In a sign that may indicate increased financial strain on the populace, India’s household debt has surged to an unprecedented peak, representing 40% of the nation’s Gross Domestic Product (GDP) by December 2023. A recent analysis conducted by leading financial services institution Motilal Oswal reveals this alarming escalation, while concurrently, net financial savings have plummeted to an approximately 47-year low at around 5% of GDP.

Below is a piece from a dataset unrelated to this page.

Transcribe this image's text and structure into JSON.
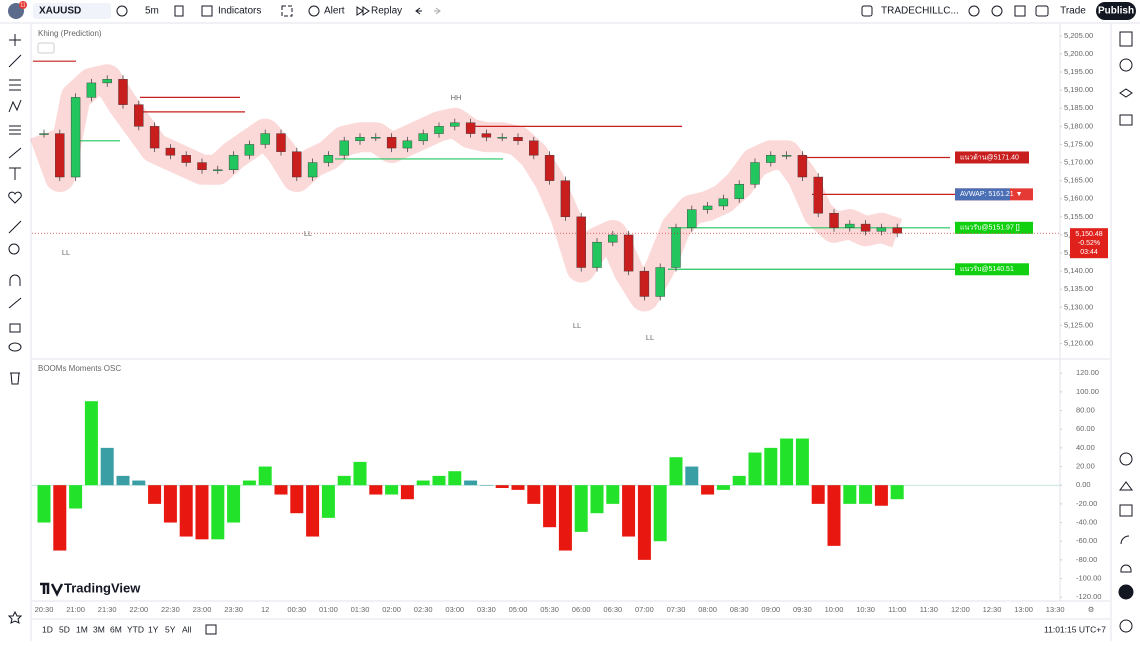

These developments came in the wake of the Reserve Bank of India’s (RBI) assessment in September 2023, which estimated that households’ net financial savings had fallen to 5.1% of GDP for the fiscal year 2022-23. This number was the lowest recorded in nearly half a century, sparking vigorous debate and eliciting sharp rebuff from the Finance Ministry. The Ministry had countered the criticism, asserting that the trend of taking on loans to purchase tangible assets such as homes and vehicles denoted not a symptom of distress but a declaration of confidence in future job and income stability.
Further refinement of the GDP data by February revealed even more precise figures. The first revised estimates of national income for 2022-23 elevated the net financial savings slightly to 5.3% of GDP. Nevertheless, this is still the slimmest slice of the pie in 47 years and falls considerably short of the average 7.6% recorded from 2011-12 to 2019-20. Amid these revisions, household debt also saw an upward correction to 38% for 2022-23, a notch below the 39.1% witnessed during the economically tumultuous period of the pandemic in 2020-21.
“Our estimates indicate that household debt has ratcheted up to approximately 40% of GDP as we closed in on the end of 2023, marking a new zenith,” noted Motilal Oswal research analysts Nikhil Gupta and Tanisha Ladha. Data sourced from banks put an even finer point on the matter, signaling that the unsecured personal loans category was swelling at the most rapid rate within the household debt sphere. This increase was followed closely by secured debt, agricultural loans, and business loans.
The foundation of the disheartening 2022-23 net financial savings figures rests on a bedrock of subpar income growth, juxtaposed with hearty consumption and a rise in physical savings. The report posits that with income growth continuing its lackluster trend and net financial savings likely at its nadir, it is unsurprising to see a marked dip in both private consumption and household investment growth for 2023-24.
Reflecting on whether the downtick in net financial savings and reduced savings was an isolated occurrence for 2022-23, the analysts reflected skepticism. Instead, they project that households’ net financial savings remained relatively dormant at around 5% for the initial nine months of the fiscal year 2023-24. They anticipate that, for the full year, these savings might hover between 5% and 5.5% of GDP.
Over the first three quarters of the last year, there was a marginal uptick in households’ gross financial savings, inching up to 10.8% of GDP from 10.5%. However, financial obligations mirrored this increase, climbing to 5.8% from 5.5%. The borrowings of households had escalated to an imposing 5.8% of GDP in 2022-23, the second loftiest level in the post-independence epoch.
Even as households’ physical savings reached a ten-year apex in 2022-23, their aggregate savings drooped to an 18.4% of GDP, the lowest in six years. The broad strokes of India’s Gross Domestic Savings (GDS) nudged downwards to 30.2% of GDP. This was a downturn from the steadier range of 31-32% observed from 2013-14 through 2018-19. The report deemed the decline in net financial savings of households as a ‘dramatic’ event with potentially far-reaching implications for the overall economy.